What is the expected behavior? Knn DocValuesConsumer should use the lucene Directory abstraction to add Binary Field, so that OS plugins implementing IndexStorePlugin can work.

What is your host/environment? Happening on all envs.

Do you have any screenshots? NA

Do you have any additional context?

  1. Knn search on Elasticsearch 8.7.0 works with this plugin that implements IndexStorePlugin.

  2. Following is the failing line. It is casting to FSDirectory

https://github.com/opensearch-project/k-NN/blob/ca5e483e1e70abdc19196e1018b3a7fd06908bf6/src/main/java/org/opensearch/knn/index/codec/KNN80Codec/KNN80DocValuesConsumer.java#L121

Following codes then goes on to directly write to lucene file without going through any of the Directory abstractions.

https://github.com/opensearch-project/k-NN/blob/ca5e483e1e70abdc19196e1018b3a7fd06908bf6/src/main/java/org/opensearch/knn/index/codec/KNN80Codec/KNN80DocValuesConsumer.java#L128 and https://github.com/opensearch-project/k-NN/blob/ca5e483e1e70abdc19196e1018b3a7fd06908bf6/src/main/java/org/opensearch/knn/index/codec/KNN80Codec/KNN80DocValuesConsumer.java#L143

These codes has to be resolved to write through Directory.

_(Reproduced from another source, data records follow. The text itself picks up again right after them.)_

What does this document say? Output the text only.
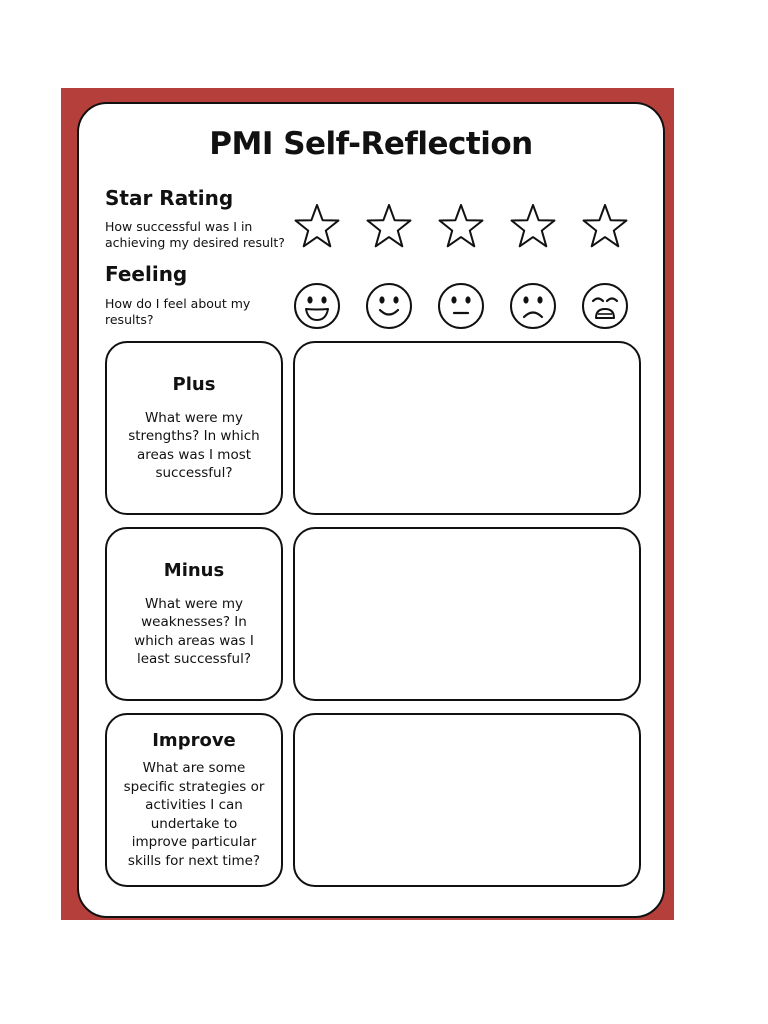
PMI Self-Reflection
Star Rating
How successful was I in achieving my desired result?
Feeling
How do I feel about my results?
Plus
What were my strengths? In which areas was I most successful?
Minus
What were my weaknesses? In which areas was I least successful?
Improve
What are some specific strategies or activities I can undertake to improve particular skills for next time?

vamshin commented 1 year ago

@jitendra-titaniam thanks for raising the issue. Would you be able to contribute the fix?

jmazanec15 commented 1 year ago

So this is tricky. The problem is that the way we access the "native" index files is by directly passing the file path to the native libraries (i.e. faiss and nmslib). This means we are not accessing the index via the IndexInput abstraction, which is returned from the directory. This becomes tricky when using things like remove stores.

Workarounds are kind of tough:

  1. First, we can ensure that the directory being used ends up being an FSDirectory. Im assuming any component implementing IndexStorePlugin will need something locally to search around. The basic idea would be to unwrap until we get there
  2. You could use lucene engine if you need something quicker.

Not sure what best route forward is for long-term solution. Implement native engines by reading from IndexInput would be very challenging if not impossible. We might be able to wrap this in more friendly abstraction that will work better with IndexStorePlugin though.

navneet1v commented 2 months ago

@jitendra-titaniam I have created this GH issue for using IndexInput for graph files. I am hoping it can solve the issue you faced: https://github.com/opensearch-project/k-NN/issues/2033

jmazanec15 commented 3 weeks ago

Will be completed in 2.18 once loading layer changes are completed.

navneet1v commented 3 weeks ago

@jitendra-titaniam this is the RFC for loading layer: https://github.com/opensearch-project/k-NN/issues/2033 please review and see if this can solve your issue. I believe it will

dblock commented 2 weeks ago

[Catch All Triage - 1, 2]